My Lords, for the sake of clarity, I was referring in particular to the services available in the community. Certainly, the Probation Service is looking at cuts of the nature that I quoted, not the Prison Service.

My Lords, I am grateful to the noble Baroness for clarifying that, but I have to say that that is on the back of a considerable increase in real terms for the Probation Service since 1997. The figure that I have is a 70 per cent real-terms increase. Notwithstanding that, we clearly face a challenging position. However, we will obviously look at the resources very carefully.

Over that period, we have seen considerable increases in the resources spent on prison healthcare as a result of the transfer of responsibility to the Department of Health and on offender learning. The picture is not wholly bleak. There are examples of real progress within the Prison Service in relation to rehabilitation.

We will of course come soon to legislation. The report of my noble friend Lord Carter has clearly shown the way forward in introducing a minimum tariff of two years. We will introduce legislation to ensure that that happens. That will make a significant contribution to my noble friend’s demand management proposals. I do not accept that this is a question of massaging the figures, as the noble Lord, Lord Henley, said.

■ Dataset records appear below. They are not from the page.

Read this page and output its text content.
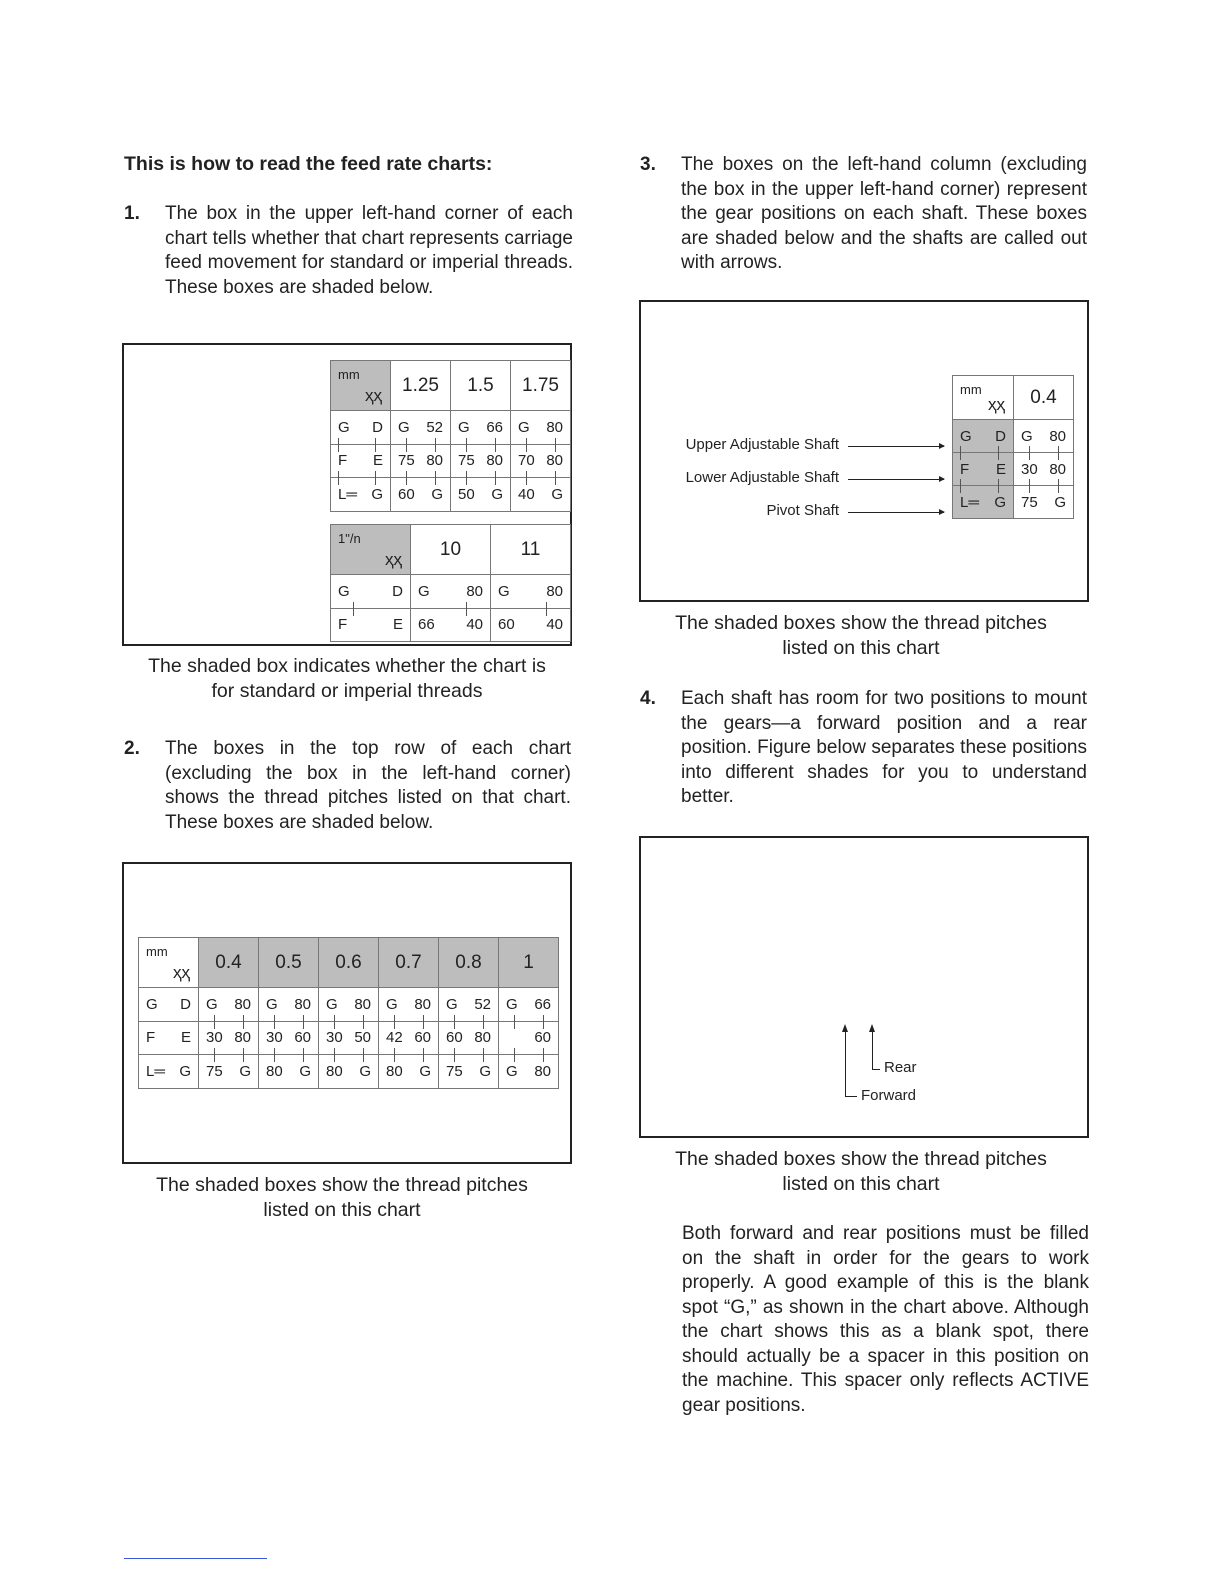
This is how to read the feed rate charts:
1. The box in the upper left-hand corner of each chart tells whether that chart represents carriage feed movement for standard or imperial threads. These boxes are shaded below.
mm
ҳҳ	1.25	1.5	1.75

G D	G 52	G 66	G 80

F E	75 80	75 80	70 80

L═ G	60 G	50 G	40 G
1"/n
ҳҳ	10	11

G D	G 80	G 80

F E	66 40	60 40
The shaded box indicates whether the chart is
for standard or imperial threads
2. The boxes in the top row of each chart (excluding the box in the left-hand corner) shows the thread pitches listed on that chart. These boxes are shaded below.
mm
ҳҳ	0.4	0.5	0.6	0.7	0.8	1

G D	G 80	G 80	G 80	G 80	G 52	G 66

F E	30 80	30 60	30 50	42 60	60 80	60

L═ G	75 G	80 G	80 G	80 G	75 G	G 80
The shaded boxes show the thread pitches
listed on this chart
3. The boxes on the left-hand column (excluding the box in the upper left-hand corner) represent the gear positions on each shaft. These boxes are shaded below and the shafts are called out with arrows.
mm
ҳҳ	0.4

G D	G 80

F E	30 80

L═ G	75 G
Upper Adjustable Shaft
Lower Adjustable Shaft
Pivot Shaft
The shaded boxes show the thread pitches
listed on this chart
4. Each shaft has room for two positions to mount the gears—a forward position and a rear position. Figure below separates these positions into different shades for you to understand better.
Forward
Rear
The shaded boxes show the thread pitches
listed on this chart
Both forward and rear positions must be filled on the shaft in order for the gears to work properly. A good example of this is the blank spot “G,” as shown in the chart above. Although the chart shows this as a blank spot, there should actually be a spacer in this position on the machine. This spacer only reflects ACTIVE gear positions.
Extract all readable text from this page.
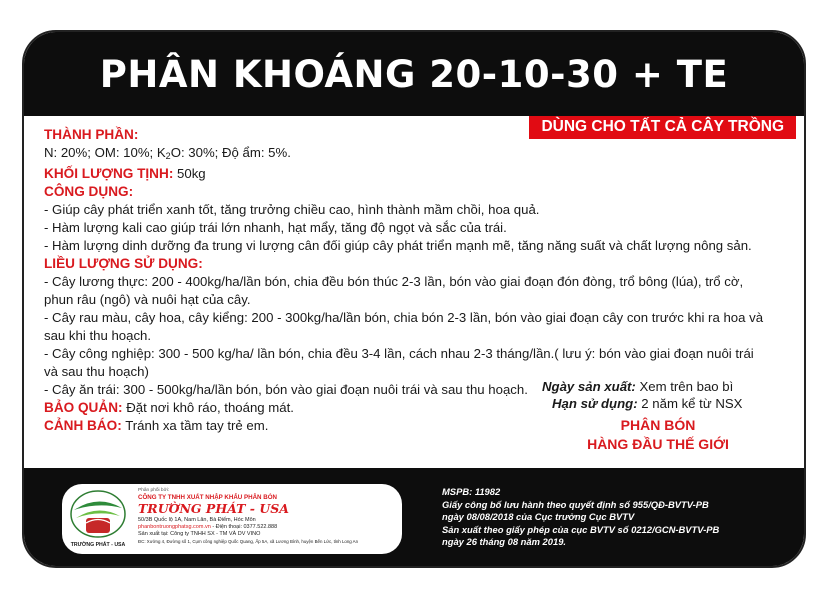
PHÂN KHOÁNG 20-10-30 + TE
DÙNG CHO TẤT CẢ CÂY TRỒNG
THÀNH PHẦN:
N: 20%; OM: 10%; $K_2O$: 30%; Độ ẩm: 5%.
KHỐI LƯỢNG TỊNH: 50kg
CÔNG DỤNG:
- Giúp cây phát triển xanh tốt, tăng trưởng chiều cao, hình thành mầm chồi, hoa quả.
- Hàm lượng kali cao giúp trái lớn nhanh, hạt mẩy, tăng độ ngọt và sắc của trái.
- Hàm lượng dinh dưỡng đa trung vi lượng cân đối giúp cây phát triển mạnh mẽ, tăng năng suất và chất lượng nông sản.
LIỀU LƯỢNG SỬ DỤNG:
- Cây lương thực: 200 - 400kg/ha/lần bón, chia đều bón thúc 2-3 lần, bón vào giai đoạn đón đòng, trổ bông (lúa), trổ cờ,
phun râu (ngô) và nuôi hạt của cây.
- Cây rau màu, cây hoa, cây kiểng: 200 - 300kg/ha/lần bón, chia bón 2-3 lần, bón vào giai đoạn cây con trước khi ra hoa và
sau khi thu hoạch.
- Cây công nghiệp: 300 - 500 kg/ha/ lần bón, chia đều 3-4 lần, cách nhau 2-3 tháng/lần.( lưu ý: bón vào giai đoạn nuôi trái
và sau thu hoạch)
- Cây ăn trái: 300 - 500kg/ha/lần bón, bón vào giai đoạn nuôi trái và sau thu hoạch.
BẢO QUẢN: Đặt nơi khô ráo, thoáng mát.
CẢNH BÁO: Tránh xa tầm tay trẻ em.
Ngày sản xuất: Xem trên bao bì
Hạn sử dụng: 2 năm kể từ NSX
PHÂN BÓN
HÀNG ĐẦU THẾ GIỚI
TRƯỜNG PHÁT - USA
Phân phối bởi:
CÔNG TY TNHH XUẤT NHẬP KHẨU PHÂN BÓN
TRƯỜNG PHÁT - USA
50/3B Quốc lộ 1A, Nam Lân, Bà Điểm, Hóc Môn
phanbontruongphatsg.com.vn - Điện thoại: 0377.522.888
Sản xuất tại: Công ty TNHH SX - TM VÀ DV VINO
ĐC: Xưởng 4, Đường số 1, Cụm công nghiệp Quốc Quang, Ấp 5A, xã Lương Bình, huyện Bến Lức, tỉnh Long An
MSPB: 11982
Giấy công bố lưu hành theo quyết định số 955/QĐ-BVTV-PB
ngày 08/08/2018 của Cục trưởng Cục BVTV
Sản xuất theo giấy phép của cục BVTV số 0212/GCN-BVTV-PB
ngày 26 tháng 08 năm 2019.
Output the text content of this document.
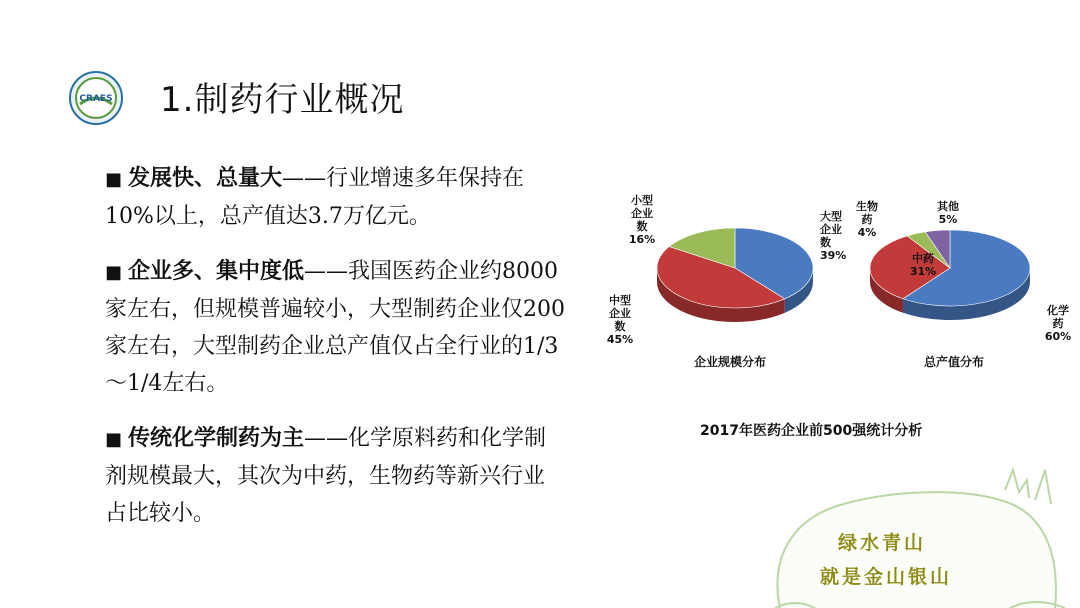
CRAES 1.制药行业概况
■ 发展快、总量大——行业增速多年保持在10%以上，总产值达3.7万亿元。
■ 企业多、集中度低——我国医药企业约8000家左右，但规模普遍较小，大型制药企业仅200家左右，大型制药企业总产值仅占全行业的1/3～1/4左右。
■ 传统化学制药为主——化学原料药和化学制剂规模最大，其次为中药，生物药等新兴行业占比较小。
大型企业数 39%
中型企业数 45%
小型企业数 16%
企业规模分布
化学药 60%
中药 31%
生物药 4%
其他 5%
总产值分布
2017年医药企业前500强统计分析
绿水青山
就是金山银山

The report of my noble friend Lord Carter is quite clear. To meet the challenge of the prison population projections of around 96,000 places required by 2014, he suggests a combination of supply increase and demand management. The IPPs will make a significant contribution to demand management. That is not massaging the figures. It is a very sensible approach in the light of experience. Noble Lords have posed some of the issues and problems that we face with IPPs, which I readily accept that we have to meet. But these are proportionate responses to a major challenge.

The noble Lord, Lord Carlile, referred to what he described as unpredicted and unpredictable consequences as a result of the legislative changes. The noble Baroness, Lady Linklater, said that this was unsustainable. The package of measures, the immediate changes to how the IPP system operates and the Carter proposals—which we will seek to put into legislation—will have a significant impact.

The Carter recommendation on a structured sentence framework offers a way of ensuring that there is a strong, transparent relationship between legislative policy, penal policy and resources, without in any way fettering the decisions of judges when they pass individual sentences. The noble Lord, Lord Monson, the noble Baroness, Lady Linklater, and the noble Lord, Lord Carlile, commented on prisoners with mental health problems. I commend to noble Lords the review that has been jointly commissioned by my department and the Department of Health to look in particular at the problems of offenders with mental health or learning disabilities, to see how, in appropriate cases, they can be diverted from prison to other services, and the barriers to such diversion.

The six happy months we spent debating mental health legislation taught me, if nothing else, the critical importance of dealing with the mental health problems of offenders. I hope that noble Lords, in taking forward what has undoubtedly been an extremely well informed debate tonight, will take the opportunity to contribute to the review by the noble Lord, Lord Bradley.

I hope that noble Lords will understand from the few minutes that I have had that the Government take this matter seriously. We think it was right to pass legislation on the basis of public protection. Clearly there are some practical issues that we have to face; we are facing up to them. I am grateful to noble Lords for their comments tonight.

My Lords, I beg to move that the House do now adjourn until 8.40 pm.

Moved accordingly, and, on Question, Motion agreed to.